The Prairie Spy

Alan “Lindy” Linda

  People tying their shoelaces wrong forces me to rewrite a column that I’ve already done but cannot find. (Google Drive has without doubt the worst search engine ever!)  I can’t find it. So I’ll do one again.

I don’t know how I learned to tie my shoes The Correct Way, but I did. Yes. The Correct Way. Most people don’t realize that there is A Better Way, as opposed to A Way that allows them to come untied over and over. 

Was it dad who taught me? He was left handed and would have perhaps taught me while facing me, which confirms that he probably tied his wrong. Which would explain why he never untied his laces. Instead, he unlooped them from his farm shoe hooks, still tied.

What precipitated all this angst regarding shoe tying was watching S., who stopped while we were walking,  to retie her shoes, which had come undone. She does this a lot, but for some reason this time, I stopped and bent down to see her do it.

And sure enough, they were coming undone because of her method.

So, I asked her, where did you learn to tie your shoes like that? (I was being careful here. One has to tread delicately when a situation with the opposite sex could produce you yourself regretting trying to be helpful. I may not know how women think, exactly, but I know at this point in my life that I know I don’t know what I know I don’t know.

Learning that comes at the top of the list of stuff that I don’t know. The older I get, the longer the list grows. Meanwhile, she’s down on one knee, retying a shoelace the wrong way. No, I didn’t point that out by saying: “You know that’s wrong, don’t you?”

Shoe laces aren’t that long, but nonetheless, I don’t want to be the victim of the very first strangulation by shoe lace in history. Or even the victim of an attempted laceangulation.

In answer to my question, she said that she remembered in kindergarten that they had a wooden shoe, which everyone learned on. (Learned wrong on, I wanted to point out, but I stifled it.)
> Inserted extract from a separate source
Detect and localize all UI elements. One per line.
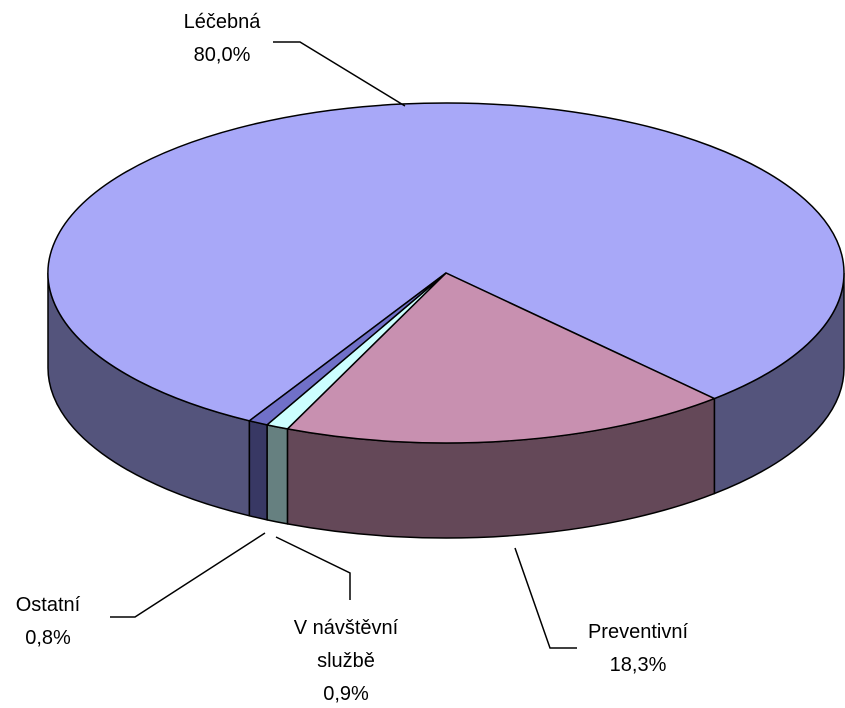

If your shoe laces lie on your shoes up and down, you’re tying them wrong, unless you’re tying them that way so you get to retie them a lot when gravity pulls on the bottom loop and unties them.

Your shoe laces should point left and right, or as S. put it, your lace “rabbit ears” should look like rabbit ears, one on each side, not one down and one up.’

She explained how she was taught: “Okay, first you put the left lace over the right lace, and pull the end of the left one under and toward you.”

Nope. Hold it. Right there. Uh uh. Right from the beginning, that’s wrong. Well, not wrong, exactly, I told her, quickly realizing that the word “wrong” here is, well, wrong.

Doing it that way, I told her, will likely result in you stopping and retying over and over again. I said: Right over left, trade hands, pull the one you put over under, because, I went on, over not under will result in under not over not under, you see?

Let’s stop there. Only with words can I tell you how to spot a weak tie for your laces, when you see them lying up and down. Words alone won’t tell you the right way.

When S.’s teacher taught them on that wooden shoe, someone should have pointed out to her the error of her ways. Had that teacher been a man, it would have been a simple process of saying to him: You’re teaching that wrong.

Since teachers are hard to find, a principal would be the last one to worry about how many generations of kids came through that school ending up tying their shoes over and over.

Tick off a woman teacher? Uh uh.

Besides. Kids now? They have Velcro fasteners. 

A generation of teachers can now concern themselves with more important things, like teaching cursive to generations of students who will never see it.

Velcro and printing. Shoe laces and cursive.